This week we explored the influence of Japan's Kawaii, Manga and Anime cultures which evolved from subcultures to become forces in global art. Japanese art has a long tradition of using nature, religion and Eastern philosophy as subjects. 19th century European artists like Vincent Van Gogh, Edgar Degas and Claude Monet were greatly influenced by their exposure to Japanese art. Japan also began to reinterpret their traditional styles with western influences which continues most evidently through animation. The popularity of Manga and Anime style of film animation became great influences on contemporary art in Japan and spawned enthusiasts around the world. Disney had an influence on early generations of animators, and in Japan, Manga artists created their own iconic characters: Hello Kitty, Doraemon, Astro Boy, Pokémon and other global cultural exports.
Kawaii's influence is a force behind fashion, film and gaming, and it has seeped into the landscape of contemporary art. The Japanese term which translates as “cute", idealizes childlike innocence with pastel colors, and round nostalgic characters with large innocent eyes. The popularity of Kawaii is most evident in the works of contemporary artists Yoshitomo Nara and Takashi Murakami, who create nostalgic reimagining of childhood fantasies with satires of today’s hyper-consumer society. Murakami is often billed as Japan’s Andy Warhol, and just like the American Pop artist, his signature style makes no distinction between high and low art or culture. Kawaii characters are metaphors, and their appeal is that they are not just expressly designed for children, but within the realm of contemporary artists become satirized to represent the embodiment of materialism and lost innocence.
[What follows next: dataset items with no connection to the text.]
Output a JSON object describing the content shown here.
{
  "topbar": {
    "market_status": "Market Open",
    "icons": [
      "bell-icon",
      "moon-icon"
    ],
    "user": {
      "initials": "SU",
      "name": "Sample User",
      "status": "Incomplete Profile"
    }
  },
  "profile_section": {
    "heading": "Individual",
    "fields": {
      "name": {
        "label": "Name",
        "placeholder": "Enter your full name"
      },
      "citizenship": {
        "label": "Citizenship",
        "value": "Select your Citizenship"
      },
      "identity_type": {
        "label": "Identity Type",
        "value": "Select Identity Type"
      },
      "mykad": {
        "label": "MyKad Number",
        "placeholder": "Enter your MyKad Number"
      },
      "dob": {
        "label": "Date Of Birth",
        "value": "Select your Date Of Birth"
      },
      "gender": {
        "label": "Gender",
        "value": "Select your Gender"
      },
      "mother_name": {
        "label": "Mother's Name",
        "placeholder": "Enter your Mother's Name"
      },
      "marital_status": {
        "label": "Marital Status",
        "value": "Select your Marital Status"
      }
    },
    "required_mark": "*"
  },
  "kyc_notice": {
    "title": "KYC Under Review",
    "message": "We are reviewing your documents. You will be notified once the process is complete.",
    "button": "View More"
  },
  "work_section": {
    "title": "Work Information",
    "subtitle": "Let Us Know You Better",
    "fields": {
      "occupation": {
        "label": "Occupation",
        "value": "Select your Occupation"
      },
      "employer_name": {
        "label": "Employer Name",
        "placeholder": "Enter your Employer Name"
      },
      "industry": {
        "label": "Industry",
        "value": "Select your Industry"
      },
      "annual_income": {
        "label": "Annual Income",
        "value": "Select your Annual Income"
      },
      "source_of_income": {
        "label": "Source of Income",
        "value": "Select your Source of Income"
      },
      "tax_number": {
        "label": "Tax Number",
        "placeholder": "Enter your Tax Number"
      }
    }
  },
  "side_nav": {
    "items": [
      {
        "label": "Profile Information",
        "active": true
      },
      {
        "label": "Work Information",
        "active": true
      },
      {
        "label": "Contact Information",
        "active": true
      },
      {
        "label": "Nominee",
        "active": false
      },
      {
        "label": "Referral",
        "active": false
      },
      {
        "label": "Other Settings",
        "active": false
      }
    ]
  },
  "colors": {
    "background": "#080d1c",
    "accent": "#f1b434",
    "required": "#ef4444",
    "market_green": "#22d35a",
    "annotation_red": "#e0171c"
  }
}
For this lesson we viewed a variety of contemporary Japanese artists who are inspired by the culture of Kawaii. Through animation, books and products, the class was already very familiar with many of the characters and the styles. We concentrated on the big eyes, and they did some sketches before beginning their own interpretations “inspired by Kawaii and Anime”. Their art is a combination of collage, drawing and painting, and the materials used were black markers, colored paper, Japanese origami paper, Kwik Sticks, and paint pens.